If problems are found, the review delta should record follow-up seeds rather than mixing large fixes into the review itself.


Plan Slimming

docs/plan.md is intentionally thin.

It should contain only:

  • current
  • review timing
  • future
  • archive
  • archive index

Detailed history moves into monthly files such as:

  • docs/plan_archive_2026_03.md

Manual trigger examples:

  • shrink the plan
  • organize the archive

Use the delta-plan-shrinker skill when you trigger plan slimming manually.

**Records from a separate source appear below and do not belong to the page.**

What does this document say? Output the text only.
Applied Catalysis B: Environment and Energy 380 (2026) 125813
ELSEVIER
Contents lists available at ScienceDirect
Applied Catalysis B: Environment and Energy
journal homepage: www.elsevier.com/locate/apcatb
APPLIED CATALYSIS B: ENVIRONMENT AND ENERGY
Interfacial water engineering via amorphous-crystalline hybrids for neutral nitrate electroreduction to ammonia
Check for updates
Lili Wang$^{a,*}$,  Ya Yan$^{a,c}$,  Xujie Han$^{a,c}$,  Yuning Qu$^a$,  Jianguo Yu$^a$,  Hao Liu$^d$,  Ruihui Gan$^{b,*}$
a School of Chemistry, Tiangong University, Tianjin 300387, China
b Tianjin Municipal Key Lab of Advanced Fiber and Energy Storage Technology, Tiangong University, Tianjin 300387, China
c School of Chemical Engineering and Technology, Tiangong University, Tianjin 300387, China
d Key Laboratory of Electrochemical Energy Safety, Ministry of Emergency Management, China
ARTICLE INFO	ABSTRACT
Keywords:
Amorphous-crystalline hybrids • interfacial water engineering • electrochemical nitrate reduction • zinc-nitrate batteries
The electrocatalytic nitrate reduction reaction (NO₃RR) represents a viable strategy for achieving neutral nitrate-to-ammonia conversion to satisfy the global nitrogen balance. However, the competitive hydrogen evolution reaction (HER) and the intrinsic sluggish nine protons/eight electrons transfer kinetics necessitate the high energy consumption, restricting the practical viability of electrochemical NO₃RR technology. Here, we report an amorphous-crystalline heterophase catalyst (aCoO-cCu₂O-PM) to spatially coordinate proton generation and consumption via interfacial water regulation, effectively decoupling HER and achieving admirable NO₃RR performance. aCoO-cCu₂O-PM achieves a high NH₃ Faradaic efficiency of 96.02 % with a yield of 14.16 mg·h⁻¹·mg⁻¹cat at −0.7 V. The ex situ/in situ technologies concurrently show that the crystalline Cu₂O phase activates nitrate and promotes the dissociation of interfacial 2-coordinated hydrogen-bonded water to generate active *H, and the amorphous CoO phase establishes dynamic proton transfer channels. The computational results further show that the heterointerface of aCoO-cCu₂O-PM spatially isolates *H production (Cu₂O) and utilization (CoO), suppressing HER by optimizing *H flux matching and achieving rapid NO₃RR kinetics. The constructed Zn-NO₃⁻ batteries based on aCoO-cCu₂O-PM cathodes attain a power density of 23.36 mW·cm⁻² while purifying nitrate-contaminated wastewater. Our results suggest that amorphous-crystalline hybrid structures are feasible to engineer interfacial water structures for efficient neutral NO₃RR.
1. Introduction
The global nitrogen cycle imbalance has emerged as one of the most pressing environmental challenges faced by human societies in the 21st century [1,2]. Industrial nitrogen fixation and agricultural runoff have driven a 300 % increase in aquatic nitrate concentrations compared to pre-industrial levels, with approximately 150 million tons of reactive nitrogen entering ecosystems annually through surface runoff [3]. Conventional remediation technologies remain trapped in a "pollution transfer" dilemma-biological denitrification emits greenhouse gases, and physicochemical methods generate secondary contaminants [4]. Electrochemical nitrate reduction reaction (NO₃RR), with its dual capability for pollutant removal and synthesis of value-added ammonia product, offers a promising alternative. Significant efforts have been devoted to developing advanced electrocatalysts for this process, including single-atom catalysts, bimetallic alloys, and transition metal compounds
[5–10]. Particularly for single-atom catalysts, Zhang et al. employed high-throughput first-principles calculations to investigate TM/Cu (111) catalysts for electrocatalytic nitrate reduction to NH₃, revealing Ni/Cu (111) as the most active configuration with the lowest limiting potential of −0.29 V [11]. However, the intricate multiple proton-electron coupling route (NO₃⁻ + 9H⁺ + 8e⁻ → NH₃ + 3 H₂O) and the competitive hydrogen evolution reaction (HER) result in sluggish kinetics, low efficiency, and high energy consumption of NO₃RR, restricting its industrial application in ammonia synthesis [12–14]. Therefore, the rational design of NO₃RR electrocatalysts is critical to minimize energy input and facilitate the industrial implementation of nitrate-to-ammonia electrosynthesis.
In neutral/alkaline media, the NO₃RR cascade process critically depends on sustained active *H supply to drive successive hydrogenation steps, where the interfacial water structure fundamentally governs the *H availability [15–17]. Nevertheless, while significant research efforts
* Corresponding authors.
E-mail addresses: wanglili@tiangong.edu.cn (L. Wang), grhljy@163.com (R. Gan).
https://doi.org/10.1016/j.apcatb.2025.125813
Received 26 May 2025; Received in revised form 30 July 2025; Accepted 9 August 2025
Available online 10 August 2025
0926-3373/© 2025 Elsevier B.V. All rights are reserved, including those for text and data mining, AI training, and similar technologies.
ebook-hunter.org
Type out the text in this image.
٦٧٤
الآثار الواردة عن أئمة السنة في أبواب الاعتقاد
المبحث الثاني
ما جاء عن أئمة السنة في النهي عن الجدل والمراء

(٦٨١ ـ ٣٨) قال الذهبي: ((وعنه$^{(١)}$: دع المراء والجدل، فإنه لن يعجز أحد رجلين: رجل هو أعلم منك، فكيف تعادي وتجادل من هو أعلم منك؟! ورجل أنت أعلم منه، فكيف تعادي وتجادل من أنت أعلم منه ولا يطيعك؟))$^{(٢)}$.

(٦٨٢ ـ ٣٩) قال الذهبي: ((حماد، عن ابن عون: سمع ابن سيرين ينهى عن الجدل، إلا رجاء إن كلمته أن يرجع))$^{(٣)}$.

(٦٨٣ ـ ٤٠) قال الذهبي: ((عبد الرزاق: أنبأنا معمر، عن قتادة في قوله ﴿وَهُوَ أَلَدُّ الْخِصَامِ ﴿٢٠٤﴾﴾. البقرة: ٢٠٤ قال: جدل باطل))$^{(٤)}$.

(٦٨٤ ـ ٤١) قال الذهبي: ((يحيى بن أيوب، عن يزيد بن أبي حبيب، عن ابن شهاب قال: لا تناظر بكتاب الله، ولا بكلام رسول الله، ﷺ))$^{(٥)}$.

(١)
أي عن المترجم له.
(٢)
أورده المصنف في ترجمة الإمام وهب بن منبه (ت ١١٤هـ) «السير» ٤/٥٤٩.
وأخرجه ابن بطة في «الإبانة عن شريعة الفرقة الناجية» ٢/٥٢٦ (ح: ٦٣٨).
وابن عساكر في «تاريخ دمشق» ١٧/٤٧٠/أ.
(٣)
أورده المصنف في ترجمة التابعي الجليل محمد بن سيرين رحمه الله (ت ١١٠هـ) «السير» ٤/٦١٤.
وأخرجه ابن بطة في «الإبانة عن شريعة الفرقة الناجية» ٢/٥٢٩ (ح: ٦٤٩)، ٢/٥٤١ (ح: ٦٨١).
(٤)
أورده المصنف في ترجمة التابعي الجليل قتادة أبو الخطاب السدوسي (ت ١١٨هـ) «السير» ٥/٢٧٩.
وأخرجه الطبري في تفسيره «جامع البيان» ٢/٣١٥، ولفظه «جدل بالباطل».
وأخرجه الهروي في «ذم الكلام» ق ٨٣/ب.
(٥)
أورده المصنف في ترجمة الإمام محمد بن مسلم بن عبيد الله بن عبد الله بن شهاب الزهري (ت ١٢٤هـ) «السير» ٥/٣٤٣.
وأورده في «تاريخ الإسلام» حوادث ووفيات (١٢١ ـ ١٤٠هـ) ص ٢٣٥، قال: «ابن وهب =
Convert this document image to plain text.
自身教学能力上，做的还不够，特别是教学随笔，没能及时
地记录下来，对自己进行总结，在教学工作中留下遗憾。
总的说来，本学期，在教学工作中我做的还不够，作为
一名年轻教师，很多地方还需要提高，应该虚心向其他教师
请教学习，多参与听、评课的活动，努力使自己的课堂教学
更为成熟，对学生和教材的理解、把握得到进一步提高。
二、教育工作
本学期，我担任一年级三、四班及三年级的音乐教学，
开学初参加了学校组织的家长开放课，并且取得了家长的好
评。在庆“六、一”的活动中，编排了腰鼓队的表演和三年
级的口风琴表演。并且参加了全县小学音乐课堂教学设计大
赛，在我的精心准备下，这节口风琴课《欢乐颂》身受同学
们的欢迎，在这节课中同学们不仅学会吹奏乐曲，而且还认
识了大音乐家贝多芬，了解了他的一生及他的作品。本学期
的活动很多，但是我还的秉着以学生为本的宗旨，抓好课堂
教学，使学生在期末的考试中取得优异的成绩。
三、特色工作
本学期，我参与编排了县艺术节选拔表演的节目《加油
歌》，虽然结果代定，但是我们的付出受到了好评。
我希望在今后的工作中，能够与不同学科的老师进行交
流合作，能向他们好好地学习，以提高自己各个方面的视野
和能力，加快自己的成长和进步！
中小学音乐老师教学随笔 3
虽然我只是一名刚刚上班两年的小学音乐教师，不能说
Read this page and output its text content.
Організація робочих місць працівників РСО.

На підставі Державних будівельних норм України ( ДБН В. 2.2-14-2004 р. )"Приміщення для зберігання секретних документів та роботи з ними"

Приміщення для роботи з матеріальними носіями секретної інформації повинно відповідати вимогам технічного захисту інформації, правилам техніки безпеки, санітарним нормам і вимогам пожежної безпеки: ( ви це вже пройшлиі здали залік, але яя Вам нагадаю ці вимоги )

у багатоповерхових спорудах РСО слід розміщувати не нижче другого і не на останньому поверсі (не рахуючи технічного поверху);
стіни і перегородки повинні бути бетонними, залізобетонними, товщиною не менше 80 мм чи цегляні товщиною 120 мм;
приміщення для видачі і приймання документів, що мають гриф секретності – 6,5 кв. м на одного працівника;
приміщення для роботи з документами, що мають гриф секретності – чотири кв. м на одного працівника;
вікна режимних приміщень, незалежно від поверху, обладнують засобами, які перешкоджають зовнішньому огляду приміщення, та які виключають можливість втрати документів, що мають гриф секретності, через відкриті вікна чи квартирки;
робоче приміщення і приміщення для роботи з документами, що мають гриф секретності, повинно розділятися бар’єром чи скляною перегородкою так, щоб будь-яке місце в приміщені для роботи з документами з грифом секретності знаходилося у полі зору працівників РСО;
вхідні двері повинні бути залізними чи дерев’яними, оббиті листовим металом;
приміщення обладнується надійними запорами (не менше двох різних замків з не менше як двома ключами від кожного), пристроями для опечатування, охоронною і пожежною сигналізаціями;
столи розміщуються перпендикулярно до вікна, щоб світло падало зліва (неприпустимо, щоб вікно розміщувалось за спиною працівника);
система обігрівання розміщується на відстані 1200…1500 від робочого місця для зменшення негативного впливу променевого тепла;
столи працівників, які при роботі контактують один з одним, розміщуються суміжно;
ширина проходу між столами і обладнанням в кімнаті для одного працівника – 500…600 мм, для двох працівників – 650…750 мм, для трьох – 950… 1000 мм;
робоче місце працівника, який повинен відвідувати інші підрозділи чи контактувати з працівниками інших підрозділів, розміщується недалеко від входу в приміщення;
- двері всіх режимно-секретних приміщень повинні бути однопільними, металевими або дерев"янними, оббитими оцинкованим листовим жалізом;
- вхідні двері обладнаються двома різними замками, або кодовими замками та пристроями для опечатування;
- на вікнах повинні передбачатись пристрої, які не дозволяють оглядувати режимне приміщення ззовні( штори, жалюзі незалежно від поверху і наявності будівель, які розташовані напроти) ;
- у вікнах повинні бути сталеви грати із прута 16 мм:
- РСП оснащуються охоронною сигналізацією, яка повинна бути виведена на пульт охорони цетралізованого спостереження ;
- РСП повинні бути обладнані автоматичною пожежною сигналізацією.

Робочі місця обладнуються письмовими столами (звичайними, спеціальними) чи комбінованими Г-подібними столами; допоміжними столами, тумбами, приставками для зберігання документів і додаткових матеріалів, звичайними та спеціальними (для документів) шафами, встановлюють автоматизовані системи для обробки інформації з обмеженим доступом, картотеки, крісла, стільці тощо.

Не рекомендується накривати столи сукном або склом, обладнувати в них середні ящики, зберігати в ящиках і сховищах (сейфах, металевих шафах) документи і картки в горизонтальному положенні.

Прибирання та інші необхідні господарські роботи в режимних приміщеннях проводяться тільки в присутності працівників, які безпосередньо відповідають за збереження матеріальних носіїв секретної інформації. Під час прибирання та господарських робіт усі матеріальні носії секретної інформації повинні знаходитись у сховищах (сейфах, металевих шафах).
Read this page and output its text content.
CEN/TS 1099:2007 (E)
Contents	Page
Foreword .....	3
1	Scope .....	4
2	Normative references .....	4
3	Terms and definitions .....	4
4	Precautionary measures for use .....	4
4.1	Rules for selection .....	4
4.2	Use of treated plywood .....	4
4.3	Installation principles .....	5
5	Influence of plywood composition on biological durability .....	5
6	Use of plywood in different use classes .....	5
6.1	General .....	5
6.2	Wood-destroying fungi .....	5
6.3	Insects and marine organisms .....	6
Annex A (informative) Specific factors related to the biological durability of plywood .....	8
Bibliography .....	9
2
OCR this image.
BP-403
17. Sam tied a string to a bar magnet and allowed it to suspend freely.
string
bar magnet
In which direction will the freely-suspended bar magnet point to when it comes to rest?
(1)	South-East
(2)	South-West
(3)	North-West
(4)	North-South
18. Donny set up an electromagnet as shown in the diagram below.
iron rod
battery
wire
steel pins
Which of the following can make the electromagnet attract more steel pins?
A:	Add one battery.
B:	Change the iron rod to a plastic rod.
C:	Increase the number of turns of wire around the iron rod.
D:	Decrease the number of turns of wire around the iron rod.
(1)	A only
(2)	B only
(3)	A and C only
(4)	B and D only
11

Codex may also slim the plan when:

  • the archive section exceeds 100 lines
  • archive becomes clearly larger than current + future

Validation

Use the delta-project-validator skill.

Checks:

  • docs/plan.md
  • docs/delta/DR-*.md
  • archive PASS consistency

Defaults:

  • over 500 lines: review target
  • over 800 lines: should be split
  • over 1000 lines: exception only

This applies to source-code file extensions, not Markdown docs.


Practical Working Pattern

A realistic cycle looks like this:

  1. add one plan item
  2. create one delta
  3. implement the smallest useful change
  4. verify with tests + validators
  5. archive
  6. run a REVIEW delta at a meaningful boundary
  7. slim the plan when it starts getting noisy

That is the intended workflow.


Generated Structure

Guides

  • Codex / OpenCode: AGENTS.md
  • Claude Code: CLAUDE.md
  • Cursor: .cursorrules
  • Copilot: copilot-instructions.md

Canonical docs

  • docs/OVERVIEW.md
  • docs/concept.md
  • docs/spec.md
  • docs/architecture.md
  • docs/plan.md
  • docs/delta/TEMPLATE.md
  • docs/delta/REVIEW_CHECKLIST.md

Skills

With --skills workspace:

  • codex: ./.codex/skills
  • claudecode: ./.claude/skills
  • cursor: ./.cursor/skills
  • copilot: ./.github/copilot/skills
  • opencode: ./.opencode/skills

With --skills user:

  • codex: ${CODEX_HOME}/skills or ~/.codex/skills
  • claudecode: ~/.claude/skills
  • opencode: ~/.config/opencode/skills

Notes for user scope:

  • Codex: this follows the actual Codex skill layout: ${CODEX_HOME}/skills/<skill-name>/SKILL.md
  • Claude Code: this follows the Claude Code skill layout: ~/.claude/skills/<skill-name>/SKILL.md
  • OpenCode: this follows the OpenCode skill layout: ~/.config/opencode/skills/<skill-name>/SKILL.md
  • Cursor: unsupported
  • Copilot: unsupported
  • bon exits with an error if you use --agent cursor --skills user or --agent copilot --skills user

With --skills none, bon skips skill installation, so delta-project-validator and delta-plan-shrinker are not installed.

Relevant skills:

  • delta-project-validator
  • delta-plan-shrinker

Skill ownership model:

  • project docs and guides are bootstrap output
  • files under skills/<skill-name>/ are skill-owned assets
  • validator helpers belong to delta-project-validator
  • plan archive shrinking logic belongs to delta-plan-shrinker

Locale

Locale is inferred from:

  • LANG
  • LC_ALL
  • OS locale

WSL prefers Windows locale.

If the locale is Japanese, generated docs are Japanese-oriented.


Development

Run tests:

npm test

Run repository validators:

node scripts/validate_delta_links.js --dir .
node scripts/check_code_size.js --dir .

These repo-level scripts are for maintaining this repository, not for generated projects.


Why This Shape Works

This project is intentionally biased toward:

  • clarity over cleverness
  • reviewable milestones over fully open-ended AI autonomy
  • canonical documentation over scattered notes
  • controlled evolution over prompt sprawl

If you want AI to work longer without drifting, this shape is the point.